Alex Lawson, Anna Isaac
Diving in Key players in finger-pointing standoff over future of troubled utility

As Britain's biggest water supplier creaks, the finger-pointing over its financial woes is under way.

Its executives and shareholders believe the regulator, Ofwat, has been too stringent, making the company "uninvestible".

Regulators have not caved in to Thames's claims that it needs to raise customer bills, pay out dividends and receive lower environmental fines to survive.

Options include persuading new and existing investors to stump up more funds; a governmenthandled administration; or a debt for equity swap. Yesterday, its parent company, Kemble, asked its creditors to take no action after it missed an interest payment, defaulting on its debt.

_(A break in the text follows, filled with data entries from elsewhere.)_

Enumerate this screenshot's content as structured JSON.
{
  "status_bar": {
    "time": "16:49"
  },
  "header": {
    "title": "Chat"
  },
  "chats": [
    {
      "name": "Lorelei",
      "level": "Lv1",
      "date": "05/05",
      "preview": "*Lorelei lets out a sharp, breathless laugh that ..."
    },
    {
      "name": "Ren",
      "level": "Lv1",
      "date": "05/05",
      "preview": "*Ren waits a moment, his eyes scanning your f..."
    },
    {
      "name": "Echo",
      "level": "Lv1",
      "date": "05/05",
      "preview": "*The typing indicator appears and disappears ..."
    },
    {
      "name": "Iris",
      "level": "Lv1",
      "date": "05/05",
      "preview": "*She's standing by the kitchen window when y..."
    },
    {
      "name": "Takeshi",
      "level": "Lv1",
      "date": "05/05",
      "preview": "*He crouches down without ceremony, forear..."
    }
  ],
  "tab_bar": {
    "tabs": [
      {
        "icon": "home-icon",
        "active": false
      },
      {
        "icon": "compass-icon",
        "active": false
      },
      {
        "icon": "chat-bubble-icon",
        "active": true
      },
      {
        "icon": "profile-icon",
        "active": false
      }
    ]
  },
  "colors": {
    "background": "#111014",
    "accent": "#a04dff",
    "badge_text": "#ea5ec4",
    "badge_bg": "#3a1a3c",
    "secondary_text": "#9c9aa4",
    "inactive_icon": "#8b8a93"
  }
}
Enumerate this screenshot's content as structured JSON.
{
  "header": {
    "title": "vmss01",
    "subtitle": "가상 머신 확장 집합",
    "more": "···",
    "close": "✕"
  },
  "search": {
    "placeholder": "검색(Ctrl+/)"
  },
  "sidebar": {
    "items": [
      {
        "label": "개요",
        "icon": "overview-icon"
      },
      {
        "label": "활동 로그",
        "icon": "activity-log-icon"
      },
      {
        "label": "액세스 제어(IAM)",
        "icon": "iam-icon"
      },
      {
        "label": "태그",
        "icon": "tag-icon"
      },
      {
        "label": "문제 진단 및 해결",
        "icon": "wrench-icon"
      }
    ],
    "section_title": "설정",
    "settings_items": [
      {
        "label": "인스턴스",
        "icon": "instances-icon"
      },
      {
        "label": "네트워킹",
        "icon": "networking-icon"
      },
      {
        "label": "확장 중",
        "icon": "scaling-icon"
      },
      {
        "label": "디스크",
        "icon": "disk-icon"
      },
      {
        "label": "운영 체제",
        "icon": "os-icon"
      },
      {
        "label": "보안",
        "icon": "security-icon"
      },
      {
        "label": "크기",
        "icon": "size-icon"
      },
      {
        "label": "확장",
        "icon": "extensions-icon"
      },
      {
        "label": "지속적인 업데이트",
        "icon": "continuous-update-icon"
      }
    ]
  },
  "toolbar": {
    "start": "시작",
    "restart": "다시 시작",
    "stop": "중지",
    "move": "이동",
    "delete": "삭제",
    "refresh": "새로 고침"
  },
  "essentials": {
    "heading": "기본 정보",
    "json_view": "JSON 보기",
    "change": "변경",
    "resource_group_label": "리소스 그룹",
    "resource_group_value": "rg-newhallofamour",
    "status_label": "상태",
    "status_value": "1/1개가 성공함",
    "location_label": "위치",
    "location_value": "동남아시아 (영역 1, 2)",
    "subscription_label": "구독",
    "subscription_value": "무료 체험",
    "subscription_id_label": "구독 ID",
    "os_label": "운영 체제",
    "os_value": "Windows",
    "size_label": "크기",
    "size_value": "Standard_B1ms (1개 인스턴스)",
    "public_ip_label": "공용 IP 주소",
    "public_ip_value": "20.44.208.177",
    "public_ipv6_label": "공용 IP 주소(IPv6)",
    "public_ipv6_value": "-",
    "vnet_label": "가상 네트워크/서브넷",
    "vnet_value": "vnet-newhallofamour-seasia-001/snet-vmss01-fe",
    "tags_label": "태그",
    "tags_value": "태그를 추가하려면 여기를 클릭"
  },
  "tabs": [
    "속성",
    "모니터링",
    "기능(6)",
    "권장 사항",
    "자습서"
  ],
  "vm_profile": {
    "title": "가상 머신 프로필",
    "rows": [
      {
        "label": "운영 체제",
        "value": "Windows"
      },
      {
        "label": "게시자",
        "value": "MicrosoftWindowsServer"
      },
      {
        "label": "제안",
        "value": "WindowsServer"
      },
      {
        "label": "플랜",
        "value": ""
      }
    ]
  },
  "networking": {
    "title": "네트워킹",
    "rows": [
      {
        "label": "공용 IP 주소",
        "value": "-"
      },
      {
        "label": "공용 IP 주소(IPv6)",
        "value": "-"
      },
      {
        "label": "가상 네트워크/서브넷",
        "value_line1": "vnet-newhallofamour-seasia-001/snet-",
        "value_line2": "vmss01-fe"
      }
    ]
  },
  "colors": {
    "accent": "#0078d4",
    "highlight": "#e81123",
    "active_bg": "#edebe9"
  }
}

Meanwhile, there are concerns auditors may be unable to sign off the company's accounts. Alongside an army of corporate advisers (who may prove to be the big winners) and civil servants, a motley cast of characters are butting heads. Here are the key figures:

Thames executives 

In the (very murky) blue corner, are the Thames top team. It is chaired by Sir Adrian Montague, a City veteran parachuted in last summer. Perhaps his most relevant experience was overseeing the creation of Network Rail, as deputy chair, as the ashes smouldered on its predecessor Railtrack's politically fraught administration.

The spectre of that situation looms large, and sources said Montague's experience preparing the ground for the now Ofwat chair, Iain Coucher's time running Network Rail pointed to more convivial relations between Thames and the regulator than was immediately evident.